9. Wide of police jeep carrying ballot boxes arriving at counting centre
10. Wide of party workers, security and media outside the counting centre
STORYLINE
Nepalis voted Thursday in a historic election intended to bring communist insurgents into the country's democratic mainstream and expected to end the world's last Hindu monarchy.
Voters lined up before dawn across the country, undeterred by violence that marred the days preceding the country's first election in nine years.
And while voting was smooth throughout much of the Himalayan country, there was scattered violence.
"A few incidents took place in some places," said Bhoj Raj Pokhrel, Chief Election Commissioner.
Two men were killed, including an independent candidate, a polling station was torched, and another candidate escaped an assassination attempt.
Voter turnout was about 60 percent, Pokhrel said.
He added that polling was suspended at about 33 stations, adding that officials would decide in the next week when to rerun those votes.
Among the places where voting was called off were a few stations in the eastern Ramechap district where Maoists blocked representatives of other parties from observing the vote, said the Home Ministry.
The election of a Constituent Assembly to write a new constitution has been touted as the cornerstone of a 2006 peace deal struck with former rebels known as Maoists following weeks of unrest that forced Nepal's king to end his dictatorship and restore democracy.
Security was tight with 17.6 million people registered to vote at about 20,000 polling stations, some of them a seven-day walk from the nearest paved road.
The election was being monitored by some 100,000 observers, including former U.S. President Jimmy Carter.
Disturbances were reported in at least in a number of remote areas.

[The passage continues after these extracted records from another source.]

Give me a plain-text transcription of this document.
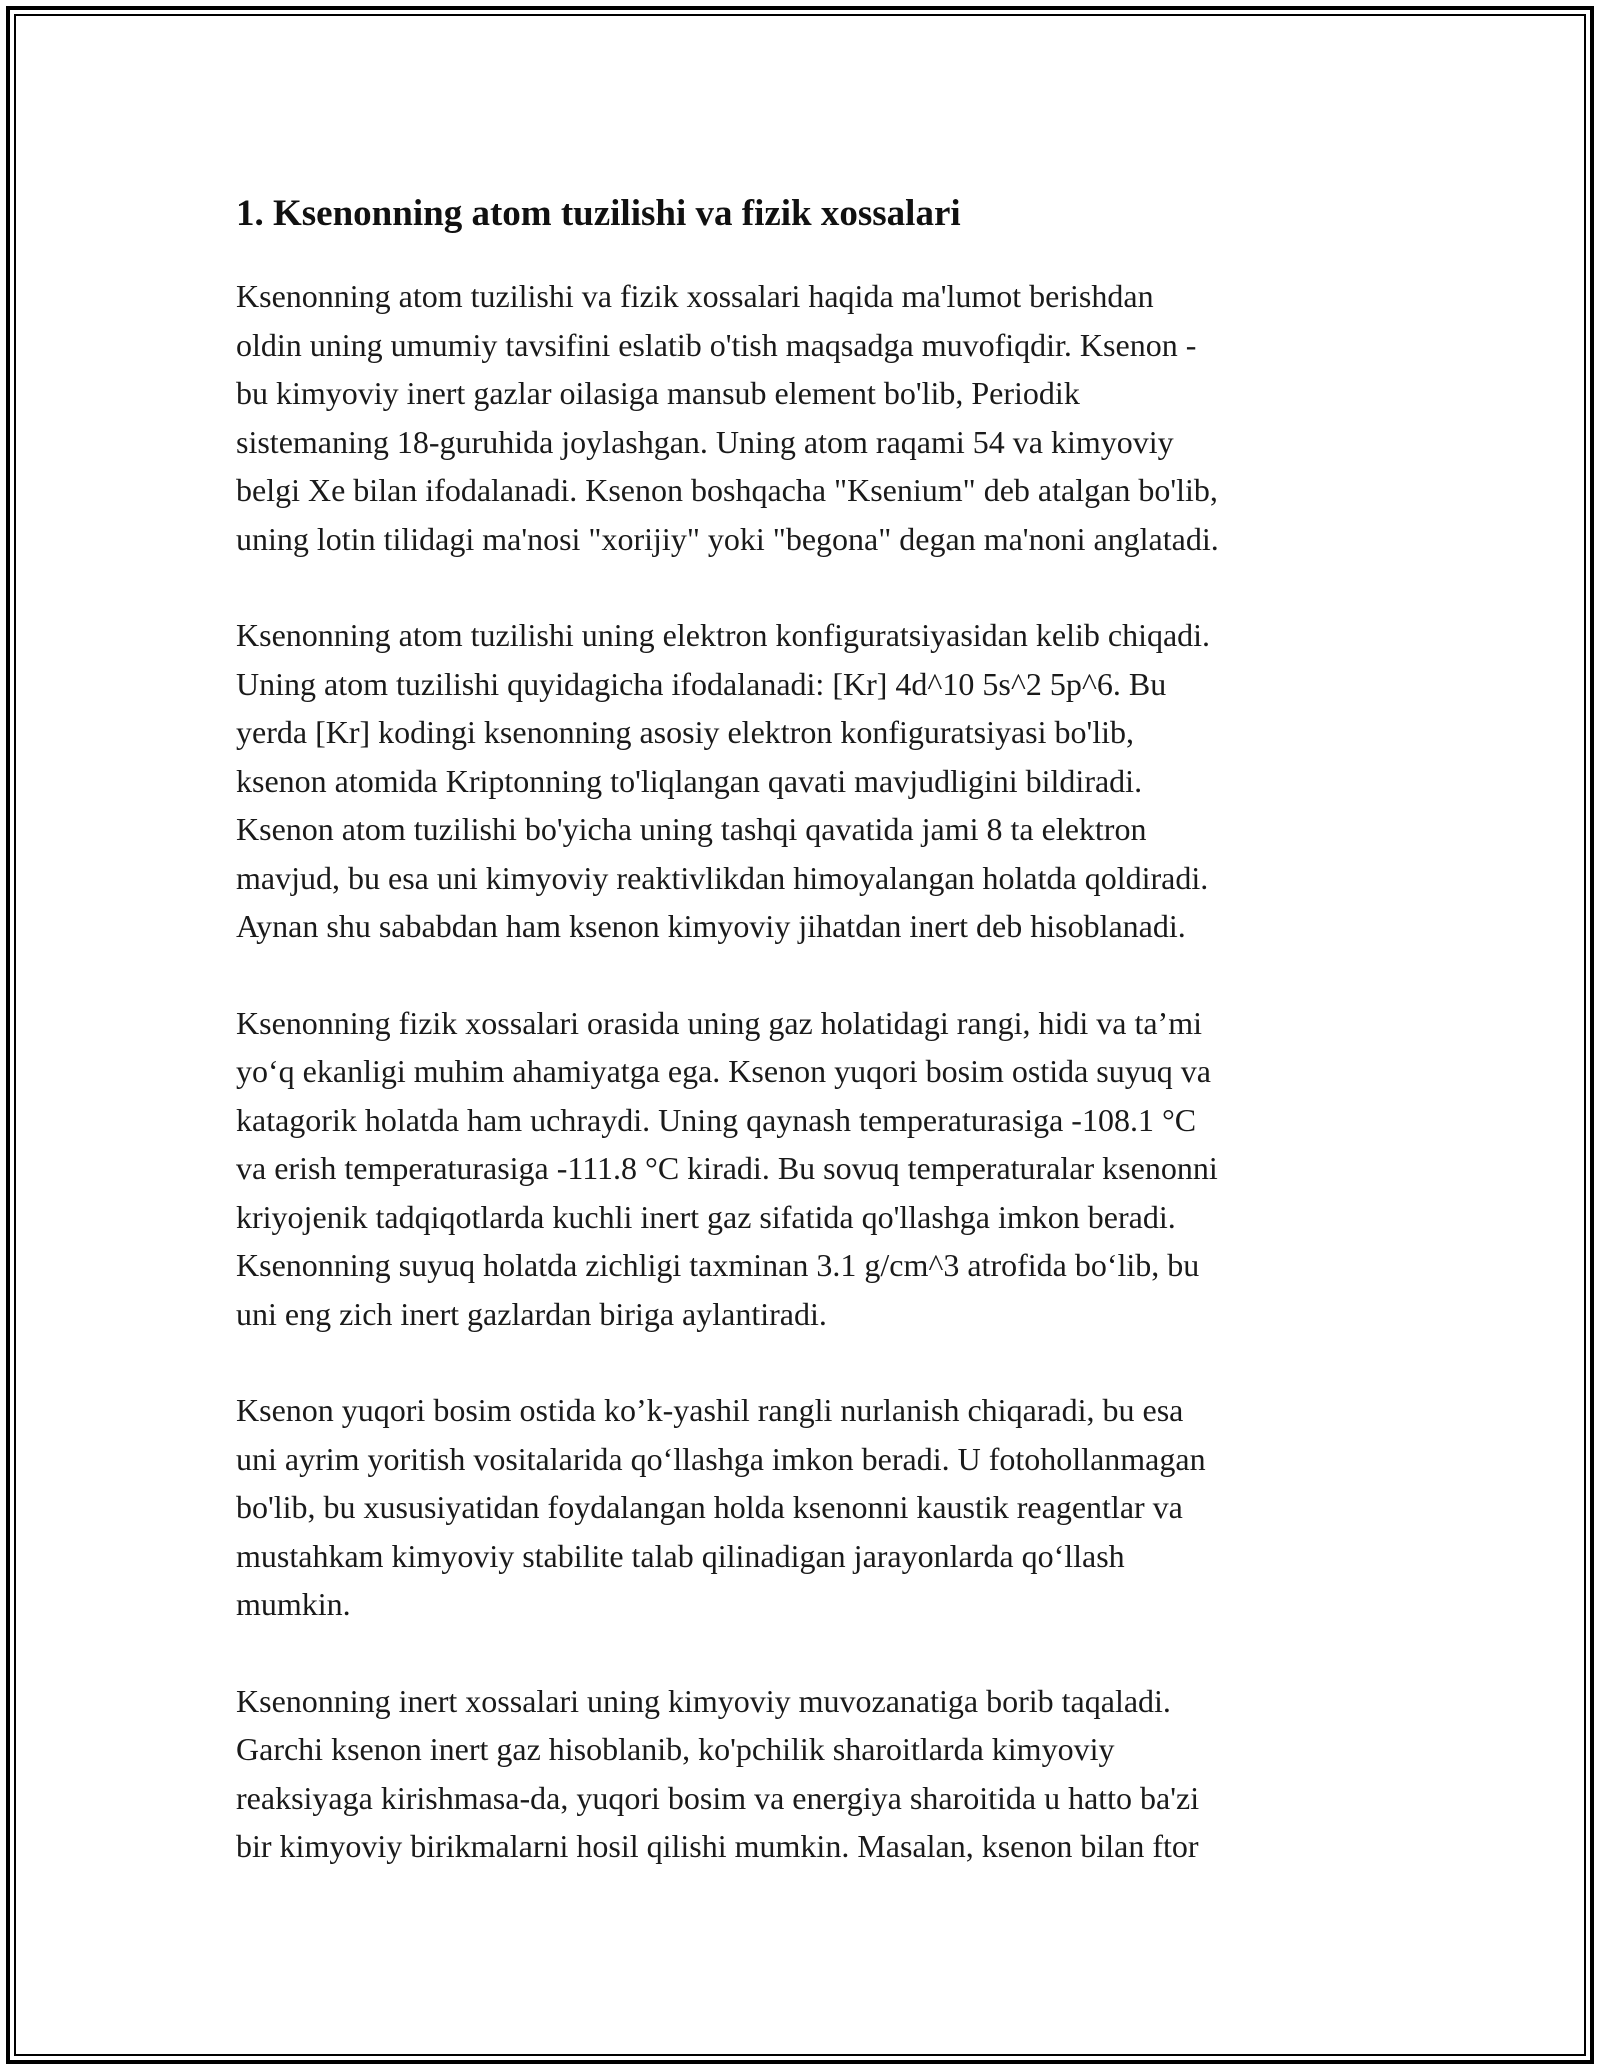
1. Ksenonning atom tuzilishi va fizik xossalari

Ksenonning atom tuzilishi va fizik xossalari haqida ma'lumot berishdan
oldin uning umumiy tavsifini eslatib o'tish maqsadga muvofiqdir. Ksenon -
bu kimyoviy inert gazlar oilasiga mansub element bo'lib, Periodik
sistemaning 18-guruhida joylashgan. Uning atom raqami 54 va kimyoviy
belgi Xe bilan ifodalanadi. Ksenon boshqacha "Ksenium" deb atalgan bo'lib,
uning lotin tilidagi ma'nosi "xorijiy" yoki "begona" degan ma'noni anglatadi.

Ksenonning atom tuzilishi uning elektron konfiguratsiyasidan kelib chiqadi.
Uning atom tuzilishi quyidagicha ifodalanadi: [Kr] 4d^10 5s^2 5p^6. Bu
yerda [Kr] kodingi ksenonning asosiy elektron konfiguratsiyasi bo'lib,
ksenon atomida Kriptonning to'liqlangan qavati mavjudligini bildiradi.
Ksenon atom tuzilishi bo'yicha uning tashqi qavatida jami 8 ta elektron
mavjud, bu esa uni kimyoviy reaktivlikdan himoyalangan holatda qoldiradi.
Aynan shu sababdan ham ksenon kimyoviy jihatdan inert deb hisoblanadi.

Ksenonning fizik xossalari orasida uning gaz holatidagi rangi, hidi va ta’mi
yo‘q ekanligi muhim ahamiyatga ega. Ksenon yuqori bosim ostida suyuq va
katagorik holatda ham uchraydi. Uning qaynash temperaturasiga -108.1 °C
va erish temperaturasiga -111.8 °C kiradi. Bu sovuq temperaturalar ksenonni
kriyojenik tadqiqotlarda kuchli inert gaz sifatida qo'llashga imkon beradi.
Ksenonning suyuq holatda zichligi taxminan 3.1 g/cm^3 atrofida bo‘lib, bu
uni eng zich inert gazlardan biriga aylantiradi.

Ksenon yuqori bosim ostida ko’k-yashil rangli nurlanish chiqaradi, bu esa
uni ayrim yoritish vositalarida qo‘llashga imkon beradi. U fotohollanmagan
bo'lib, bu xususiyatidan foydalangan holda ksenonni kaustik reagentlar va
mustahkam kimyoviy stabilite talab qilinadigan jarayonlarda qo‘llash
mumkin.

Ksenonning inert xossalari uning kimyoviy muvozanatiga borib taqaladi.
Garchi ksenon inert gaz hisoblanib, ko'pchilik sharoitlarda kimyoviy
reaksiyaga kirishmasa-da, yuqori bosim va energiya sharoitida u hatto ba'zi
bir kimyoviy birikmalarni hosil qilishi mumkin. Masalan, ksenon bilan ftor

In the southeastern town of Balana, unidentified attackers shot an independent candidate, Sambhu Prashad Singh, in the face outside a polling station, killing him, said the area's top official.
Police were investigating but had no suspects, he said.
Motorcycle-riding gunmen shot at another candidate in the southern town of Janakpur but she escaped unhurt, said a district officer.
In the central village of Galkot, Maoists tried to take over a polling station and then torched the building after scuffling with police and election officials, said the area's top official.
Police later arrested 15 men, seizing three grenades and a knife.
Maoist officials in Katmandu said they were trying to verify the report, but insisted there was no concerted effort on their part to undermine the election.
However, significant challenges remain after the election of the 601-seat Constituent Assembly, which will govern Nepal and rewrite the country's constitution.